News bulletin for Vatican City: no smoke around us, fellas ... and no spirit, either.  Just consciousness borne of a highly evolved neural system, which lasts for so many years, then fails, leaving nothing behind, other than memories in other similar neural systems.

Karol Wojtyla and his fellows should learn to cut with Occam's Razor ... not that they will.
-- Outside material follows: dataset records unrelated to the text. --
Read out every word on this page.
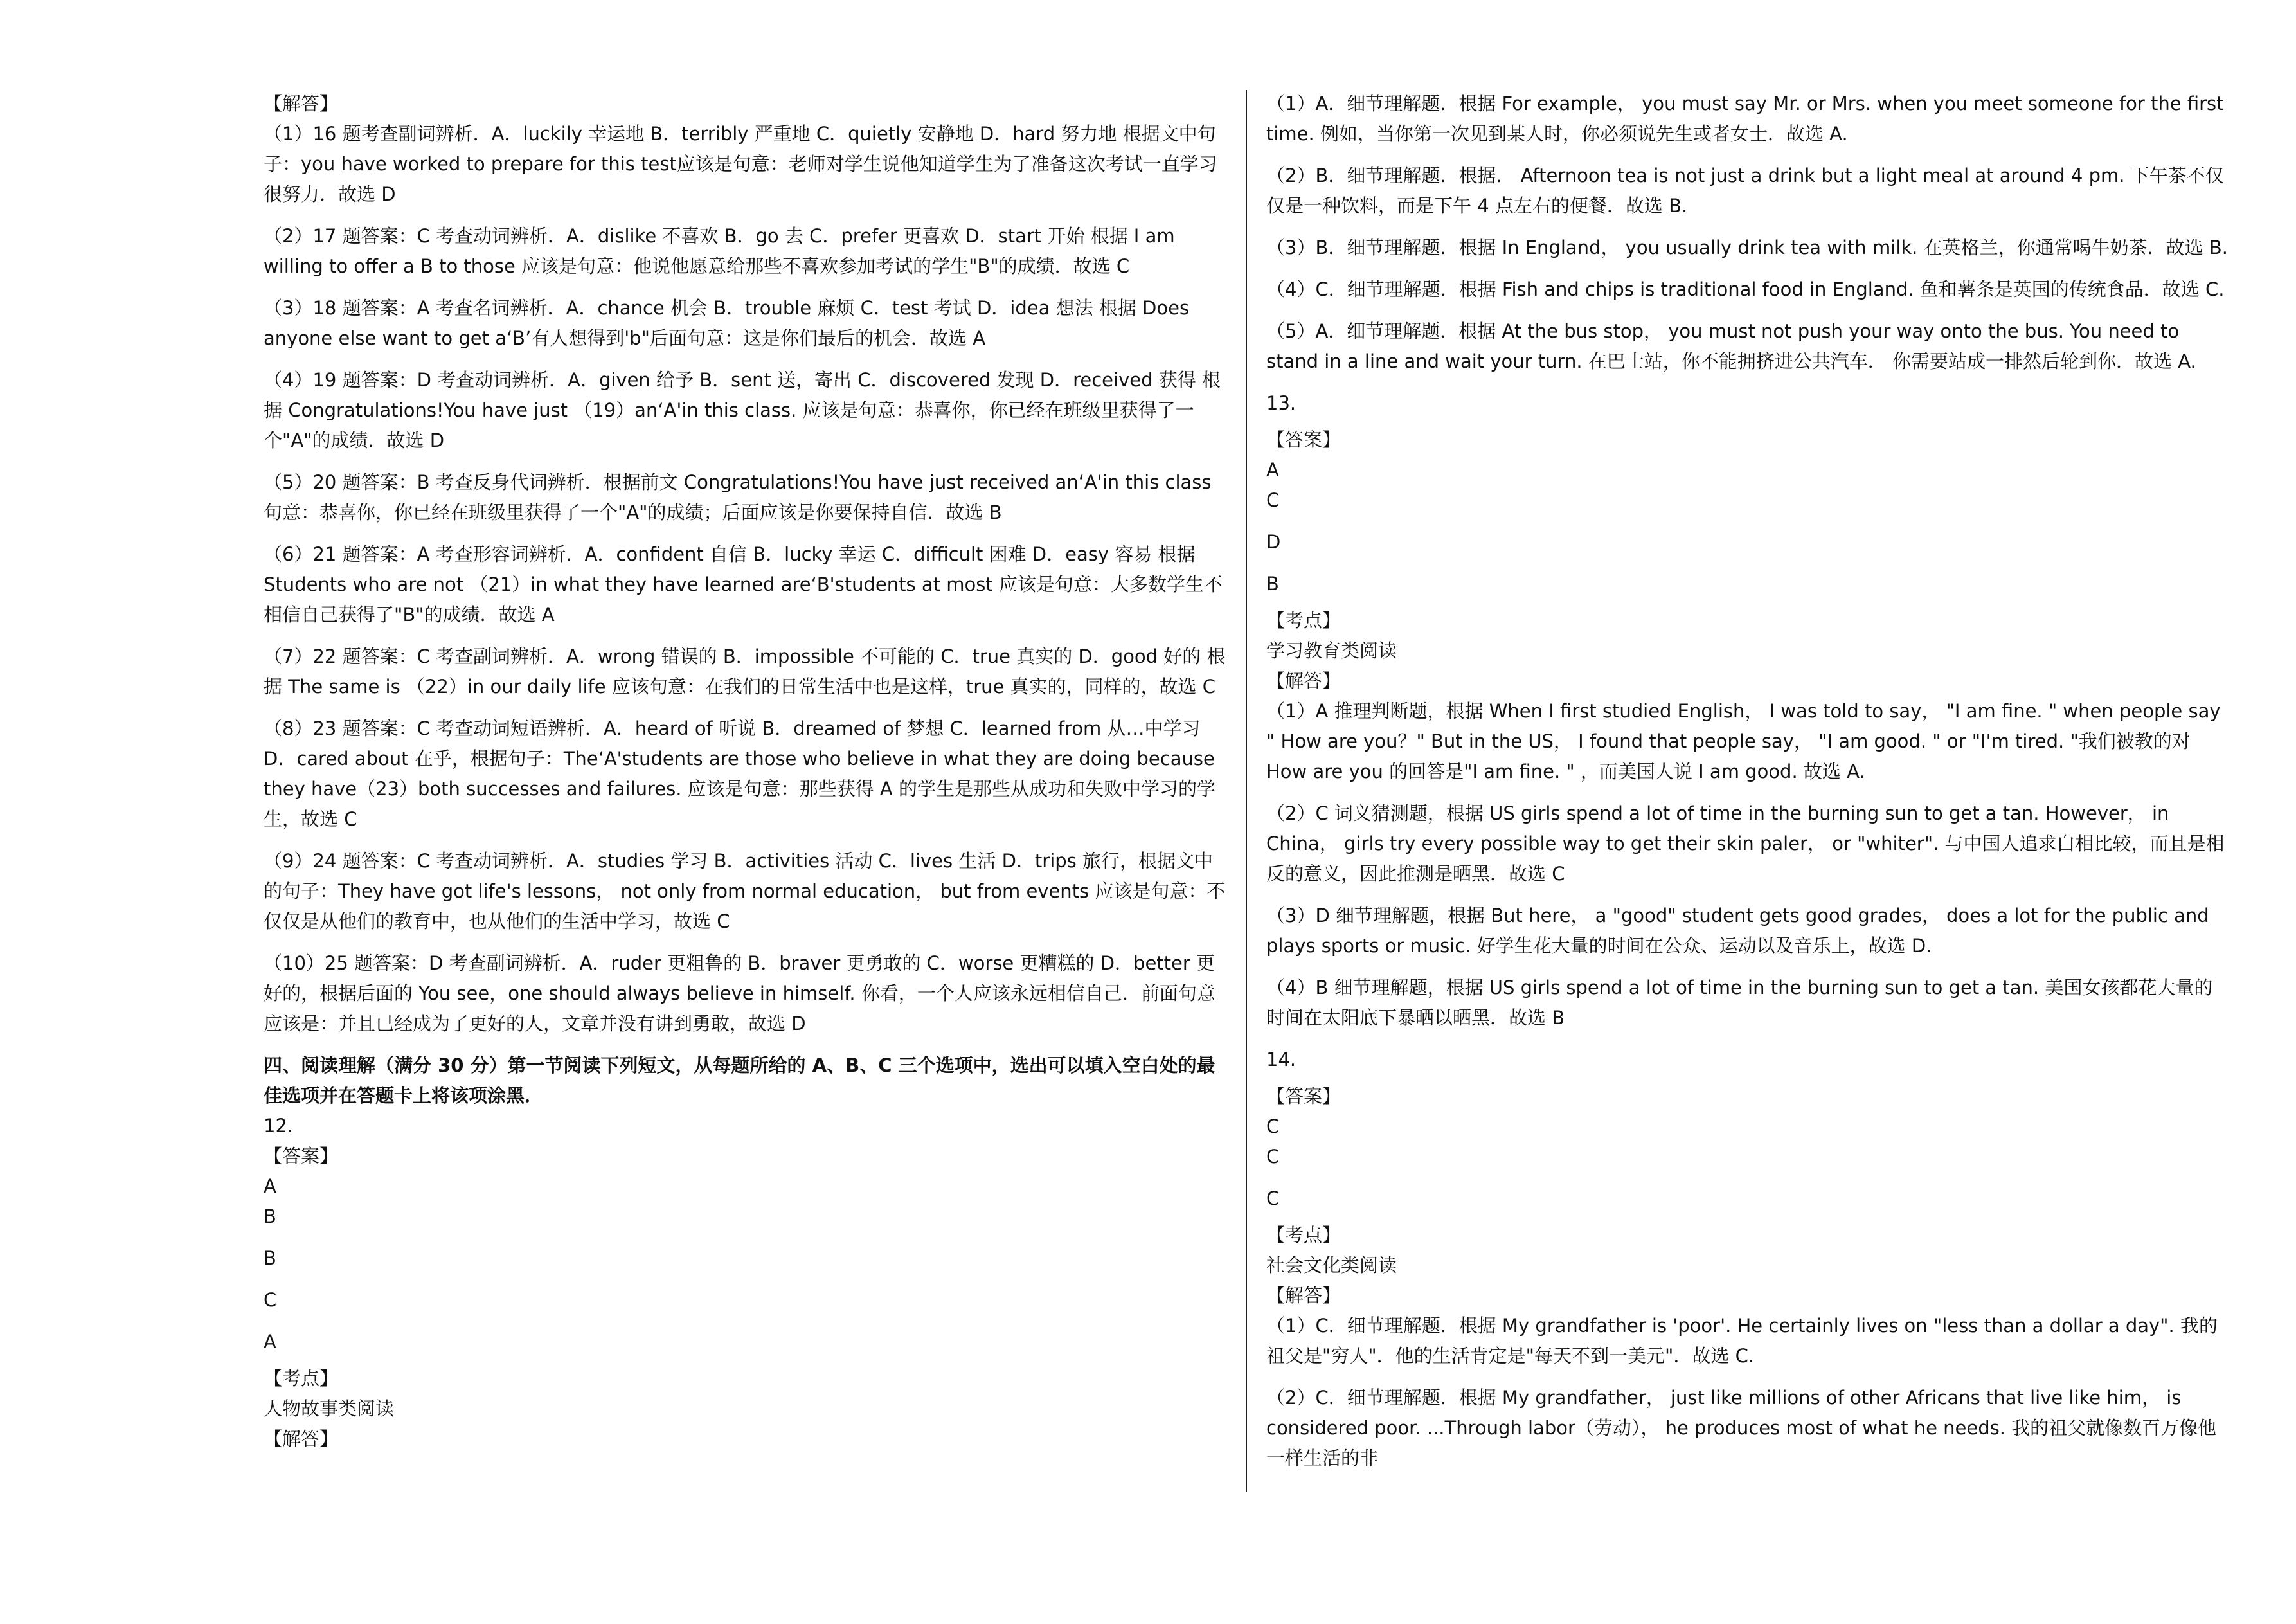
【解答】
（1）16 题考查副词辨析．A．luckily 幸运地 B．terribly 严重地 C．quietly 安静地 D．hard 努力地 根据文中句子：you have worked to prepare for this test应该是句意：老师对学生说他知道学生为了准备这次考试一直学习很努力．故选 D
（2）17 题答案：C 考查动词辨析．A．dislike 不喜欢 B．go 去 C．prefer 更喜欢 D．start 开始 根据 I am willing to offer a B to those 应该是句意：他说他愿意给那些不喜欢参加考试的学生"B"的成绩．故选 C
（3）18 题答案：A 考查名词辨析．A．chance 机会 B．trouble 麻烦 C．test 考试 D．idea 想法 根据 Does anyone else want to get a‘B’有人想得到'b"后面句意：这是你们最后的机会．故选 A
（4）19 题答案：D 考查动词辨析．A．given 给予 B．sent 送，寄出 C．discovered 发现 D．received 获得 根据 Congratulations!You have just （19）an‘A'in this class. 应该是句意：恭喜你，你已经在班级里获得了一个"A"的成绩．故选 D
（5）20 题答案：B 考查反身代词辨析．根据前文 Congratulations!You have just received an‘A'in this class 句意：恭喜你，你已经在班级里获得了一个"A"的成绩；后面应该是你要保持自信．故选 B
（6）21 题答案：A 考查形容词辨析．A．confident 自信 B．lucky 幸运 C．difficult 困难 D．easy 容易 根据 Students who are not （21）in what they have learned are‘B'students at most 应该是句意：大多数学生不相信自己获得了"B"的成绩．故选 A
（7）22 题答案：C 考查副词辨析．A．wrong 错误的 B．impossible 不可能的 C．true 真实的 D．good 好的 根据 The same is （22）in our daily life 应该句意：在我们的日常生活中也是这样，true 真实的，同样的，故选 C
（8）23 题答案：C 考查动词短语辨析．A．heard of 听说 B．dreamed of 梦想 C．learned from 从…中学习 D．cared about 在乎，根据句子：The‘A'students are those who believe in what they are doing because they have（23）both successes and failures. 应该是句意：那些获得 A 的学生是那些从成功和失败中学习的学生，故选 C
（9）24 题答案：C 考查动词辨析．A．studies 学习 B．activities 活动 C．lives 生活 D．trips 旅行，根据文中的句子：They have got life's lessons， not only from normal education， but from events 应该是句意：不仅仅是从他们的教育中，也从他们的生活中学习，故选 C
（10）25 题答案：D 考查副词辨析．A．ruder 更粗鲁的 B．braver 更勇敢的 C．worse 更糟糕的 D．better 更好的，根据后面的 You see，one should always believe in himself. 你看，一个人应该永远相信自己．前面句意应该是：并且已经成为了更好的人，文章并没有讲到勇敢，故选 D
四、阅读理解（满分 30 分）第一节阅读下列短文，从每题所给的 A、B、C 三个选项中，选出可以填入空白处的最佳选项并在答题卡上将该项涂黑．
12.
【答案】
A
B
B
C
A
【考点】
人物故事类阅读
【解答】
（1）A．细节理解题．根据 For example， you must say Mr. or Mrs. when you meet someone for the first time. 例如，当你第一次见到某人时，你必须说先生或者女士．故选 A.
（2）B．细节理解题．根据． Afternoon tea is not just a drink but a light meal at around 4 pm. 下午茶不仅仅是一种饮料，而是下午 4 点左右的便餐．故选 B.
（3）B．细节理解题．根据 In England， you usually drink tea with milk. 在英格兰，你通常喝牛奶茶．故选 B.
（4）C．细节理解题．根据 Fish and chips is traditional food in England. 鱼和薯条是英国的传统食品．故选 C.
（5）A．细节理解题．根据 At the bus stop， you must not push your way onto the bus. You need to stand in a line and wait your turn. 在巴士站，你不能拥挤进公共汽车． 你需要站成一排然后轮到你．故选 A.
13.
【答案】
A
C
D
B
【考点】
学习教育类阅读
【解答】
（1）A 推理判断题，根据 When I first studied English， I was told to say， "I am fine. " when people say " How are you？" But in the US， I found that people say， "I am good. " or "I'm tired. "我们被教的对 How are you 的回答是"I am fine. " ，而美国人说 I am good. 故选 A.
（2）C 词义猜测题，根据 US girls spend a lot of time in the burning sun to get a tan. However， in China， girls try every possible way to get their skin paler， or "whiter". 与中国人追求白相比较，而且是相反的意义，因此推测是晒黑．故选 C
（3）D 细节理解题，根据 But here， a "good" student gets good grades， does a lot for the public and plays sports or music. 好学生花大量的时间在公众、运动以及音乐上，故选 D.
（4）B 细节理解题，根据 US girls spend a lot of time in the burning sun to get a tan. 美国女孩都花大量的时间在太阳底下暴晒以晒黑．故选 B
14.
【答案】
C
C
C
【考点】
社会文化类阅读
【解答】
（1）C．细节理解题．根据 My grandfather is 'poor'. He certainly lives on "less than a dollar a day". 我的祖父是"穷人"．他的生活肯定是"每天不到一美元"．故选 C.
（2）C．细节理解题．根据 My grandfather， just like millions of other Africans that live like him， is considered poor. ...Through labor（劳动）， he produces most of what he needs. 我的祖父就像数百万像他一样生活的非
Before addressing either question let me first assert that the dignity of man that John Paul II was supposedly so staunchly defending cannot be sustained by worshipping even the most perfect being. This is because a perfect being would find it wrong that others worshipped it. Instead, it would desire to inspire others to be its equal rather than that they lie prostrate before it. If they could not be its equal they still would be wrong to worship it. This is because it would have free will and, in this, could choose on a whim to be less than perfect.  Its good faith worshippers would then be left having blind faith in something they should instead be reprimanding. As such, although one should appreciate the goodness of others, worshipping even the most perfect of them would leave vulnerable the commitment of one to his or her personal dignity.


 Now for your questions -(It’s no wonder you don’t understand his points – They don’t make sense):


1.) He starts by wrongly professing that the theory of evolution necessitates that the self cannot exist independently from the physical. The theory of evolution has nothing to do with whether the self can exist independently from the physical. He then wrongfully professes that the self absolutely can exist independently from the physical. Science does not know enough about the nature of life to say absolutely whether the self can exist independently from the physical. He finally uses his wrong assumptions to wrongly conclude that, because the theory of evolution precludes the self from being able to exist independently from the physical when the self absolutely can exist independently from the physical, the theory of evolution cannot serve as the basis for human dignity. Of course his argument is ridiculous as it stands. However, let us add insult to injury: The question of whether the self can exist independently from the physical is completely immaterial to the basis for human dignity because true dignity comes from within a person in the form of self-respect whether he or she can exist independently from the physical or not.


2.) He is saying the same thing here as in item 1.) but in a different way (and it makes no more sense). When he says ‘ontological leap’ he is saying that we as humans can exist independently from the physical when all other science is bound to it. He then asks the rhetorical question of: 'Are we not in this ability to exist independently from the physical invalidating the theory of evolution which requires that we cannot exist independently from the physical?' Of course he uses the same two erroneous assumptions as in item 1.) to come to the same erroneous conclusion but in a different way. That is, the theory of evolution does not require that we cannot exist independently from the physical and he cannot legitimately say that we can exist independently from the physical so evolution is unharmed.

Thanks John. Your reply seems to answer my questions. Though I will need to deliberate more on your answers, your reply appears to be quite correct.